Even with that minor quibble, I could read a steady diet of Patricia Harman’s novels. They truly relax me and take me down-home to a place and people I love in one of my favorite places to vacation, West Virginia.

Even though this is the third book in the HOPE RIVER series, I feel strongly that new readers can settle into it fairly easy. I read and enjoyed the first book, THE MIDWIFE OF HOPE RIVER, but skipped the second one. This novel jogged my memory enough about what happened in the first book, even though it has been five years since I read it.

Because Romance Junkies is a romance review site, I need to make a point that this book isn’t Historical Romance, but classified better as Historical Fiction with romance elements. The main couple in the book are a man and wife who love one another but struggle throughout this book with their differing views on WWII. Their struggles are just like any couple’s, giving beautiful insight into what it means to truly love someone until death do you part. And yes, there is a HEA, so you don’t have to fear for your heart.

Page 115 made me smile when Patience talked about going through her seed catalogs when the February winter blues got to her. I had just been doing the very same thing an hour before I read that. It’s nice to know some things haven’t changed with progress and the digital age. At least for some of us.
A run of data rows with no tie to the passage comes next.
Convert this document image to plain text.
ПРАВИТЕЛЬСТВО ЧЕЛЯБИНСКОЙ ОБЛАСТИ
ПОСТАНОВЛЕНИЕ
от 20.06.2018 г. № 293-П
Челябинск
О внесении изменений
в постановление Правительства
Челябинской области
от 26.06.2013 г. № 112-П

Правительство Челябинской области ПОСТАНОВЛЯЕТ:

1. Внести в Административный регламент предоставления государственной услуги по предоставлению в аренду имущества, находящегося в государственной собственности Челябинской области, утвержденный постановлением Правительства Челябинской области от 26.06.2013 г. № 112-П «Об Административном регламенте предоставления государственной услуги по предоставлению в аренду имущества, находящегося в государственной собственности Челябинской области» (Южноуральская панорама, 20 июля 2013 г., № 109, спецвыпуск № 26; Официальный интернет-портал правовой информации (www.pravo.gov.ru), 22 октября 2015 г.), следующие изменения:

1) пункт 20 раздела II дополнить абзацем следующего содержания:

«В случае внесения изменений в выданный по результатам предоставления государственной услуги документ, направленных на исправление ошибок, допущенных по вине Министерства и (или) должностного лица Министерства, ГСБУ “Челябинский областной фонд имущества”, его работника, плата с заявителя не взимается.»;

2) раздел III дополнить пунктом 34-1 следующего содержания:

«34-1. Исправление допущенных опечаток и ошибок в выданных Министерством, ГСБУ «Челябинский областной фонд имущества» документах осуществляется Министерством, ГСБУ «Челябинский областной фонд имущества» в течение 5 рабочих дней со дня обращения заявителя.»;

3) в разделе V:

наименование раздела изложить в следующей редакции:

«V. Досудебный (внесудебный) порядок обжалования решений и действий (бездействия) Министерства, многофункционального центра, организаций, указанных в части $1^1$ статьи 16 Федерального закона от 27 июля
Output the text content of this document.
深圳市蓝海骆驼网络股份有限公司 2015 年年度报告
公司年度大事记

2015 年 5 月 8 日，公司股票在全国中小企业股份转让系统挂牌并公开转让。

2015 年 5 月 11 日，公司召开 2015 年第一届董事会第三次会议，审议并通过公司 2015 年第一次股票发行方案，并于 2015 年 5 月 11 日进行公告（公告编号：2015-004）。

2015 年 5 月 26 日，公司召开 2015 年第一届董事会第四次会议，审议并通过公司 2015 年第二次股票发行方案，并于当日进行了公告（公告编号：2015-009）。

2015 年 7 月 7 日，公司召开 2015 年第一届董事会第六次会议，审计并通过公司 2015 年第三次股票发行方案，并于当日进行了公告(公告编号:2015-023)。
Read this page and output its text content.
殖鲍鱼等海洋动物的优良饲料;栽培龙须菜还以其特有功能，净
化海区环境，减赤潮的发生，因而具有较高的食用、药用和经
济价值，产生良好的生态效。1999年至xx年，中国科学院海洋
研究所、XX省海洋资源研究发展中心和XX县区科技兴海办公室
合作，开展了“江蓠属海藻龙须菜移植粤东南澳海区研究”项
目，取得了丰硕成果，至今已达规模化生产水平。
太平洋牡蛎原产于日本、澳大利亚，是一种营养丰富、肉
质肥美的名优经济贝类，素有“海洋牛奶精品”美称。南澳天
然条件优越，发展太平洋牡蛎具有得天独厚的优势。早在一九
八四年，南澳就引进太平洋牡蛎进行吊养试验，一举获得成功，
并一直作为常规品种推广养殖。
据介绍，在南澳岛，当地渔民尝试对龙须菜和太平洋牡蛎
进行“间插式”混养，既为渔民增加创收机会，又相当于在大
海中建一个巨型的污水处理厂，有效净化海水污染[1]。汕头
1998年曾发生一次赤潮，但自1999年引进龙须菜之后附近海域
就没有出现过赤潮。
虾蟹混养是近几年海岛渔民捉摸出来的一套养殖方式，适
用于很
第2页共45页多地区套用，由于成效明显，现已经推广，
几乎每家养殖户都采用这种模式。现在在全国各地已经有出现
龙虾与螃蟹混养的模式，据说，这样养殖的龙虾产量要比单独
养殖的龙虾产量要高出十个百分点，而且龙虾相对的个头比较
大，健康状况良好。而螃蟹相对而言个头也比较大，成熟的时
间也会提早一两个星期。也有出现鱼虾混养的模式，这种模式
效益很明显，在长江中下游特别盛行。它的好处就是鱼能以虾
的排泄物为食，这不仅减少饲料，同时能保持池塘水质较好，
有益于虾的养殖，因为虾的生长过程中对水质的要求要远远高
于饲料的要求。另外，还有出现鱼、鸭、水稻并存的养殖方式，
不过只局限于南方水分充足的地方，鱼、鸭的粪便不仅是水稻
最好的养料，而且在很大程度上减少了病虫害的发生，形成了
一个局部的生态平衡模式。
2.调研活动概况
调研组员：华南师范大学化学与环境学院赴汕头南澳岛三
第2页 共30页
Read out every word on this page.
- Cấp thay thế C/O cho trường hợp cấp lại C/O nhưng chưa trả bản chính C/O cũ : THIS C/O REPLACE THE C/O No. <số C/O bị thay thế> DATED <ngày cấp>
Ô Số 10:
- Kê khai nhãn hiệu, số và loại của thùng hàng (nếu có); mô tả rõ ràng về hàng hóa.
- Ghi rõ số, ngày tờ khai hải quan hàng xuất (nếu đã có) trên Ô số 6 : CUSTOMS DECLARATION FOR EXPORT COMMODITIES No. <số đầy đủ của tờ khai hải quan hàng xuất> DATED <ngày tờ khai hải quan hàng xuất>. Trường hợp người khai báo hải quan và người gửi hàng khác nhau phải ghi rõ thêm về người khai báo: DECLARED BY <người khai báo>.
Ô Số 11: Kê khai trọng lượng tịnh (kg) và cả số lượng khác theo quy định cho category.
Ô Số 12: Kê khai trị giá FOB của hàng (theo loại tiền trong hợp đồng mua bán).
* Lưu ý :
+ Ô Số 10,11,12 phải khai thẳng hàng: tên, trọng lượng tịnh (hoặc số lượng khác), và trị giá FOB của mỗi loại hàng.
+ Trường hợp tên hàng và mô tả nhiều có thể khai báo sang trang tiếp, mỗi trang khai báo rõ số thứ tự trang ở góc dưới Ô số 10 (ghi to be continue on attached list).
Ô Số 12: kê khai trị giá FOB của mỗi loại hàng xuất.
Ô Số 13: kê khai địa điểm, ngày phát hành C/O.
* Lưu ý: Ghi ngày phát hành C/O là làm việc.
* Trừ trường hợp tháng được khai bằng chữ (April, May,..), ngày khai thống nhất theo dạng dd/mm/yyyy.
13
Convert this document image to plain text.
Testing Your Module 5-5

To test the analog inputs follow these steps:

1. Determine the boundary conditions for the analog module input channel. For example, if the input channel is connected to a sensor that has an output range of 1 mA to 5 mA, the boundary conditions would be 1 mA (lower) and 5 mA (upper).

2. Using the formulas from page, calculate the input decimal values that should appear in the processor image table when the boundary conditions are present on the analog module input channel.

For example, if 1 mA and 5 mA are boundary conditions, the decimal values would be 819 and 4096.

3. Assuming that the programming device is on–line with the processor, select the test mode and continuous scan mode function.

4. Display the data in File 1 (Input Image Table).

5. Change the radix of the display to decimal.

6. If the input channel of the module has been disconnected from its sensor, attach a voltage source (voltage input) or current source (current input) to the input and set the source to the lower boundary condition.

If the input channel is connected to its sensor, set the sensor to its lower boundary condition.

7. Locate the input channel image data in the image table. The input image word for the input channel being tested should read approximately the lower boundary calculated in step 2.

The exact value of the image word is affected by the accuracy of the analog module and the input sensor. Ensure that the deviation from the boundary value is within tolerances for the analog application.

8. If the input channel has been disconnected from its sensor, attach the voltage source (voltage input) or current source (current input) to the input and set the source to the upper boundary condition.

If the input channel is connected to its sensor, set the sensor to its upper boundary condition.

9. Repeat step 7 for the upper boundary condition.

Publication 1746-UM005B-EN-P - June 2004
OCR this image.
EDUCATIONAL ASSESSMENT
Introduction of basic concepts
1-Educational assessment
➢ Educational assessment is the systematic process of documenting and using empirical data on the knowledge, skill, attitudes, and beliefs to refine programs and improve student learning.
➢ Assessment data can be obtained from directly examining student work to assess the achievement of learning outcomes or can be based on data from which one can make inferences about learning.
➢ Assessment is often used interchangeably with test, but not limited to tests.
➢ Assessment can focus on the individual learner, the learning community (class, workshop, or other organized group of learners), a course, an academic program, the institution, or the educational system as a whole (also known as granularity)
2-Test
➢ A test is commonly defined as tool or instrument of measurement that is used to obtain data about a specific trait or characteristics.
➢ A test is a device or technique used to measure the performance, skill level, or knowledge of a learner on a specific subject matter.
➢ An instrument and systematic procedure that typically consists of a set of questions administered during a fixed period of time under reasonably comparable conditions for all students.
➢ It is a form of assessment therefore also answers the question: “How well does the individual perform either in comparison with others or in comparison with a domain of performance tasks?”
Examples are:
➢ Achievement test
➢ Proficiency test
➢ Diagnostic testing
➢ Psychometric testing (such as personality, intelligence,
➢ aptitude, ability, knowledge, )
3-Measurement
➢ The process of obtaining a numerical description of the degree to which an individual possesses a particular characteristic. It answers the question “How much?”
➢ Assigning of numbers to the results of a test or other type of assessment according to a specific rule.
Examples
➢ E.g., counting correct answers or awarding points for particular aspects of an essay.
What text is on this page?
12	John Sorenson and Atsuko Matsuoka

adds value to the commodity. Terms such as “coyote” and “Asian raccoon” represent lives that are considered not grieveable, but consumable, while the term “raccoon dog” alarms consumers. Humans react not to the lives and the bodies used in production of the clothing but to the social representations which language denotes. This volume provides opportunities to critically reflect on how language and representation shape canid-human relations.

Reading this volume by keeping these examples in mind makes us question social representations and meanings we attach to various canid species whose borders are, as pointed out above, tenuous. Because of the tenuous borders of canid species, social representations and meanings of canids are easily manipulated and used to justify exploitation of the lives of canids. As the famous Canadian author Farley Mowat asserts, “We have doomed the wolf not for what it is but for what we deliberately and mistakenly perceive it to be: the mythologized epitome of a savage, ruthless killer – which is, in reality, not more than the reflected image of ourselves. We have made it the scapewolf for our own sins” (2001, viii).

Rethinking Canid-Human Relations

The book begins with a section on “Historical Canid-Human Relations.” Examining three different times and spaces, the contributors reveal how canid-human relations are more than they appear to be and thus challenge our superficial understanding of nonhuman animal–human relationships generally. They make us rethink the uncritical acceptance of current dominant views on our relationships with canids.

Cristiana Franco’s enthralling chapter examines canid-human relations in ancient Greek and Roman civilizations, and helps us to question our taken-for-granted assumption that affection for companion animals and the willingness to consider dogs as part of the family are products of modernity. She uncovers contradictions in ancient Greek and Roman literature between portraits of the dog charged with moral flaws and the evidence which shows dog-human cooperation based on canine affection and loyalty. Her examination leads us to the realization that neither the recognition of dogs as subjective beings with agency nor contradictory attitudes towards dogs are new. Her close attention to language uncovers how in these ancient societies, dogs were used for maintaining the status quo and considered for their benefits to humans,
What an endeavor! After 487 pages, I realized what a huge accomplishment this book is for the author. Much of it contains a daily journal entry by Patience, in addition to the myriad of things that happened to her and her family and friends. That’s a lot of ideas, filled with intricate historical detail that makes this book so special.

If you want to step back in time with the brave spirit of this country’s pioneers, this book will give you that and more. Even though it was the 1940s, and more modern than actual pioneer days, they still did much of everything for themselves in rural America when wartime rationed most purchases. If you couldn’t make it or grow it, you did without.

A good story, ONCE A MIDWIFE takes you back to a wholesome America that struggled, while reminding you of the value of a life well-lived. Fans of the HOPE RIVER series will enjoy reconnecting with characters they’ve loved. For those who love Christmas stories, this novel is rich with detail about what this holiday was like in the 1940s.